In order to illustrate what I mean by this, I need to fill you all in on the magical, wonderful myth of the congestione, which has been floating around Italy for as long as anyone can remember.
Italy is not the only country in the world in which children are advised not to go swimming immediately after lunch. In some countries you are supposed to wait 20-30 minutes, in others a few hours. The idea is that if you swim (or do any strenuous exercise, for that matter) immediately after eating a big meal you can get a cramp, and it is generally not good for you. While most of us can agree on this point, the myth of the congestione takes this to a whole other level.
There are two ways that you can get a congestione, according to Italians. One is swimming after lunch, which is why many pools in the summer are not even open between 12:30 and 4pm. The other way is to drink a very cold drink on a hot summer’s day. According to Italians, congestione is lethal. If you drink something cold on a hot day, or if you so much as wade in the shallow end of the swimming pool after lunch, you take your life into your hands.
I was raised by an American mother, who didn’t believe in such nonsense. Neither did my father, for that matter, as he had lived in many different countries and noted that, if the congestione were real, surely some of the other people in the world would have heard about it. I was allowed to swim in the sea in the early afternoon (and received death stares from other jealous kids while doing so) and drink water or juice or soda which was as cold as I wanted it to be. However, by the age of 11 I was going to the beach by myself, and thus I had to battle with the cultural practice of shop keeper parenting.
In central Italy, at least, everyone thinks themselves a parent when they come into contact with a child. They will intervene if they see kids misbehaving on the street, and they will give you a lecture if you come to them asking for the fourth soda or third ice cream of the day. They will also, if it’s a hot day, give you a soda or a bottle of water which is warm, if you are an unaccompanied kid. I hated this, and had this argument more times than I can remember:
Me: This Coke is hot. Please give me one from the back of the fridge
Bartender: But it’s dangerous! I can’t give you a cold soda! What if you get a congestione?!
Me: There is no such thing as congestione. I will not die if I drink a cold soda. Now please give me a cold soda.

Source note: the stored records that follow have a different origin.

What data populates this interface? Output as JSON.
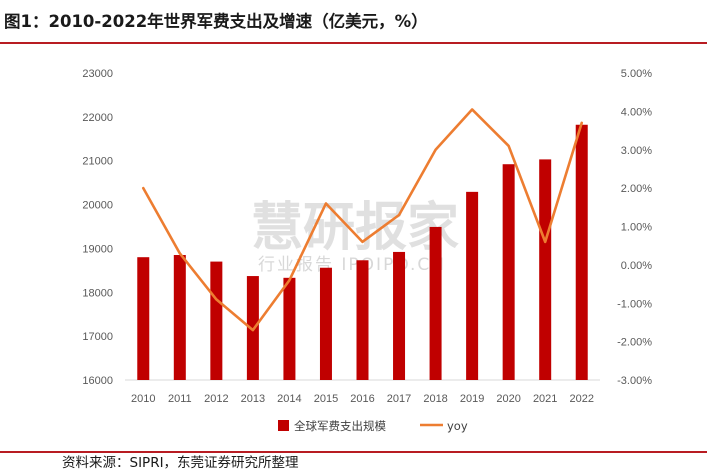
{
  "figure": {
    "title": "图1：2010-2022年世界军费支出及增速（亿美元，%）",
    "source": "资料来源：SIPRI，东莞证券研究所整理",
    "watermark_main": "慧研报家",
    "watermark_sub": "行业报告 IPOIPO.CN"
  },
  "colors": {
    "bar": "#c00000",
    "line": "#ed7d31",
    "rule": "#b81c22"
  },
  "chart_data": {
    "type": "bar",
    "categories": [
      "2010",
      "2011",
      "2012",
      "2013",
      "2014",
      "2015",
      "2016",
      "2017",
      "2018",
      "2019",
      "2020",
      "2021",
      "2022"
    ],
    "series": [
      {
        "name": "全球军费支出规模",
        "type": "bar",
        "axis": "left",
        "values": [
          18800,
          18850,
          18700,
          18370,
          18330,
          18560,
          18730,
          18920,
          19490,
          20290,
          20920,
          21030,
          21820
        ]
      },
      {
        "name": "yoy",
        "type": "line",
        "axis": "right",
        "values": [
          2.0,
          0.3,
          -0.9,
          -1.7,
          -0.4,
          1.6,
          0.6,
          1.3,
          3.0,
          4.05,
          3.1,
          0.6,
          3.7
        ]
      }
    ],
    "y_left": {
      "ylim": [
        16000,
        23000
      ],
      "ticks": [
        "16000",
        "17000",
        "18000",
        "19000",
        "20000",
        "21000",
        "22000",
        "23000"
      ]
    },
    "y_right": {
      "ylim": [
        -3,
        5
      ],
      "ticks": [
        "-3.00%",
        "-2.00%",
        "-1.00%",
        "0.00%",
        "1.00%",
        "2.00%",
        "3.00%",
        "4.00%",
        "5.00%"
      ]
    },
    "legend_position": "bottom",
    "grid": false
  }
}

Bartender: Of course congestione is real! Why, just last year, there was a guy at the next beach club over who was really thirsty, and drank a cold beer all down in one, and dropped dead on the spot!
Me: I love how these stories always happen at the next beach club over. No one has ever actually witnessed someone dropping dead from a cold drink, funnily enough. Can I have my soda now?

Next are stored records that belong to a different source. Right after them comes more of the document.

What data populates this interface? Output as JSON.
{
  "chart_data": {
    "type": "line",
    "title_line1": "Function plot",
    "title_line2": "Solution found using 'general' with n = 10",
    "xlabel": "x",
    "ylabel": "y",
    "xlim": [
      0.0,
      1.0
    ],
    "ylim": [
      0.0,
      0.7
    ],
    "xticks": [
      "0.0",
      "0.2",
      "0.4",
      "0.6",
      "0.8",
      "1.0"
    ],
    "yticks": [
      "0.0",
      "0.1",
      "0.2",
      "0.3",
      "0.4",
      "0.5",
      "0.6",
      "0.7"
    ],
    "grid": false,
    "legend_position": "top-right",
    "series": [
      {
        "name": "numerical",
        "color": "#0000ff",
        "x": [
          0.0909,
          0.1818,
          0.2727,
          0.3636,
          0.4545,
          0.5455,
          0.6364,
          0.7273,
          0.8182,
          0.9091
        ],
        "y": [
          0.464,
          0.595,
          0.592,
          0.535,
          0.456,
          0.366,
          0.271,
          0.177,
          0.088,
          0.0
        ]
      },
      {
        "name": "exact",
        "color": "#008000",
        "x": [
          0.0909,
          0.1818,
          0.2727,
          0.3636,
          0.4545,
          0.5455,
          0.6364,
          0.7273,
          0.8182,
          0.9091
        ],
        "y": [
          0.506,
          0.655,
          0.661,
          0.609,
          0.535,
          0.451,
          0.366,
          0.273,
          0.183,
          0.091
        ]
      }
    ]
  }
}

Bartender: Sure they have! A friend of a friend of a friend of my cousin saw someone die of congestione
Me: OK whatever, give me my soda now please
Bartender: Where are your parents? I should really ask them first
Me: I’m here by myself. They don’t have a problem with it. Now give me. A cold soda.
Bartender: Um…. but…. um…. OK, but promise me, promise me you will drink it very, very slowly! Actually, drink it here, just to be sure.
Me: *eyeroll* OK I promise
And I would scurry away with my hard-earned soda.
That’s if I was lucky. Often, they would pretend that they didn’t have any cold sodas.
The fact that complete strangers will parent you is something that is expected where I grew up. But this is not just funny in the odd myth about congestione, that millions of Italians believe, it is also extremely ironic.
It is much easier for a child to buy cigarettes and booze in Italy, than it is to buy a cold soda or bottle of water in the summer.
When I was 9, I used to buy cigarettes for my father. When I was 10, I used to buy wine and whiskey for my mother at our local liquor store. They didn’t know me, but they never asked me a single question about it. Why? Because they just assumed that I was buying these things for my parents. It is normal to send your children on errands, and sending them to buy cigarettes and wine is just one more errand.
Of course, if they ever saw a child actually smoking those cigarettes they’d throw a fit, but the act of buying it did not spark any questions or concerns.
Funny, isn’t it, how cold Coke was harder to get my hands on than alcohol or tobacco. When I became of age, and my peers around the world were celebrating about being able to buy beer, I was relieved that I wasn’t going to have to fight about how cold my water was anymore.